05/28/2014 10:50 am ET Updated Jul 28, 2014

Freedom Rules

And an orator said, "Speak to us of Freedom."
And he answered:
At the city gate and by your fireside I have seen you prostrate yourself
and worship your own freedom,
Even as slaves humble themselves before a tyrant and praise him though he slays them.
Ay, in the grove of the temple and in the shadow of the citadel
I have seen the freest among you wear their freedom as a yoke and a handcuff.
And my heart bled within me;
for you can only be free when even the desire of seeking freedom
becomes a harness to you,
and when you cease to speak of freedom as a goal and a fulfillment.

(From Freedom XVI by Khalil Gibran)

We want freedom - but what is true freedom and what's its price? Security is what we also want - but what does that cost us? And when security costs us freedom, is that the
price we'll gladly pay? Or when freedom can't provide security for all - what then can we do? Freedom and security seem locked in perpetual tug of war.

There was celebration in the streets when South Sudan became the newest nation in 2011.
After a long and bloody civil war, the people of the South finally were free. With peace and freedom finally at hand their expectations knew no bounds. But in two short years neither independence nor freedom seemed that beautiful. Reality set in, for there wasn't much a tiny devastated nation could really do to ensure security of food and income and to provide a better life for all. In recent months the fighting that once raged between North and South is now a war within the South, a complicated war where people blame each other and fight and kill in hopes of wresting a better freedom from the rubble.

The Arab spring began in 2010 and gave new life to long desired freedom and democracy; to people long suppressed by leaders who thought that they knew best what their nations and the people needed to succeed. But the passions of those who yearned for freedom prevailed against the forces of security. Freedom was at hand, and the promise of democracy. But the price exacted for such freedom came with insecurity, and expectations that were no match for the reality of economics, political and religious division. And so the tender leaves of springtime have seemed to wither on the vine.

Hope was in the air and cause for celebration in Ukraine when independence and freedom came as Soviet communism collapsed in 1991, and hope stirred yet again in the Orange Revolution of 2004 when the call for democracy was heard. But neither freedom nor democracy gratified the expectation of prosperity for all. Now that peace is fractured as people are divided against that revolution and there is yet another revolution to return to the security of Russia. Maybe that's all revolutions ever are - revolving and revolving - ever spinning ever seeking without securing peace, and freedom and justice for all.

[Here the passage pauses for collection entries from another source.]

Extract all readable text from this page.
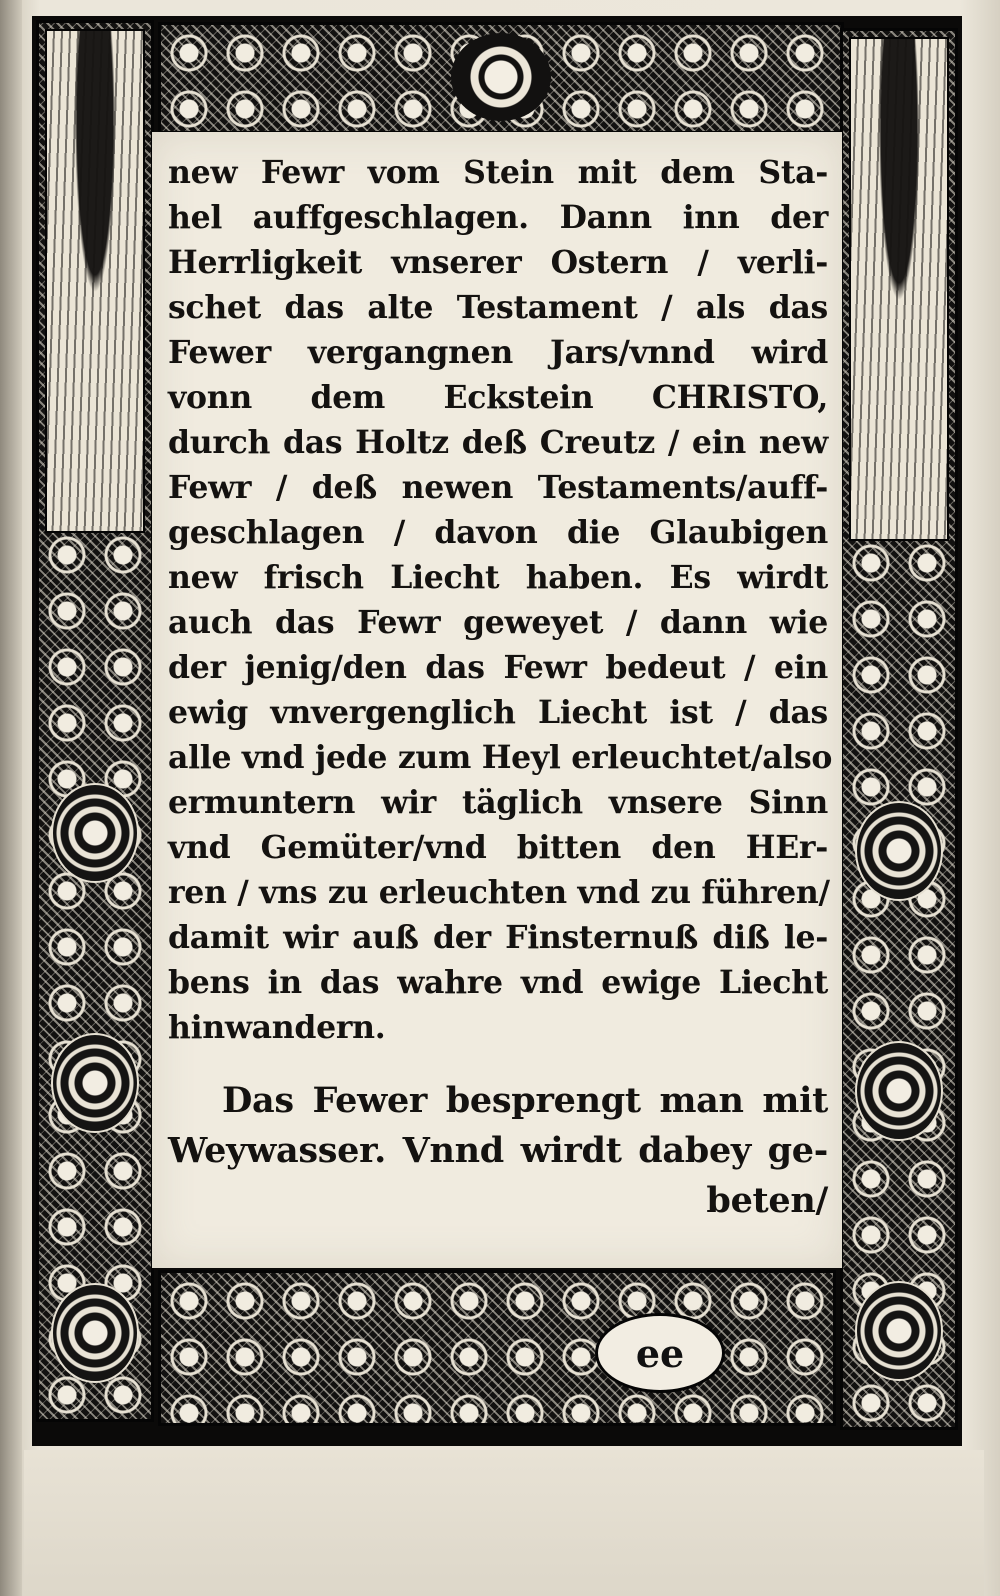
new Fewr vom Stein mit dem Sta-
hel auffgeschlagen. Dann inn der
Herrligkeit vnserer Ostern / verli-
schet das alte Testament / als das
Fewer vergangnen Jars/vnnd wird
vonn dem Eckstein CHRISTO,
durch das Holtz deß Creutz / ein new
Fewr / deß newen Testaments/auff-
geschlagen / davon die Glaubigen
new frisch Liecht haben. Es wirdt
auch das Fewr geweyet / dann wie
der jenig/den das Fewr bedeut / ein
ewig vnvergenglich Liecht ist / das
alle vnd jede zum Heyl erleuchtet/also
ermuntern wir täglich vnsere Sinn
vnd Gemüter/vnd bitten den HEr-
ren / vns zu erleuchten vnd zu führen/
damit wir auß der Finsternuß diß le-
bens in das wahre vnd ewige Liecht
hinwandern.
Das Fewer besprengt man mit
Weywasser. Vnnd wirdt dabey ge-
beten/
ee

I've seen it all in prison with men and women who have lost their freedom for violating the peace and security of their victims and community, for satisfying their wants and needs without regard, without respecting freedom. And then in the confinement of imprisonment they ache and wait to be freed, counting down the days and hours and minutes for the gates to open. But when freedom comes the exhilaration of that moment soon is overtaken by the harsh and painful realities of homelessness, joblessness, friendlessness, and emptiness. Then all too often the unquenched desire to survive and have a better life, or any life at all causes far too many to breech the security of others once again trading freedom for attempting satisfaction in the moment.

Freedom is as universal a desire among humans as the need for air, and so is the desire and need for safety and security. Without security, freedom doesn't seem to flourish. Without freedom, security becomes oppressive. Freedom is always open to the possibility of some people taking license to violate the common good of the community, the security of others. Security offers safety to people whose safety and peace is threatened by those who abuse their freedom at the expense of others.

Security and freedom are a tender balance, and sometimes in a tension. Some people choose security over freedom - for a time - because security is the god who promises to protect them. At other times some people choose freedom over security because security has actually turned out to become a tyrannical god of oppression and control. Then the god of promised freedom takes its place within the public square.

People and societies only thrive in freedom when they have a clear and strong moral compass by which they chart their course. Without that moral compass libertinism and anarchy inevitably result. With this, the god of security must once again be invoked.

Like grace, freedom itself is not God but is God's gift to us so that we can live and flourish and become all we are meant to be. And like moral laws and legalisms, security also is not God but is God's gift for the common good, the peace and flourishing of people in community. We cannot have one without the other, for without the moral compass of the law, freedom leads to excess and abuse; and without freedom the law becomes a controlling tyrant that cannot be satisfied. Grace and law are meant to be in harmony - as are freedom and security.

For the law indeed was given through Moses;
grace and truth came through Jesus Christ.

(John 1:17 RSV)
Jesus said...
If the Son, then, sets you free, you are really free!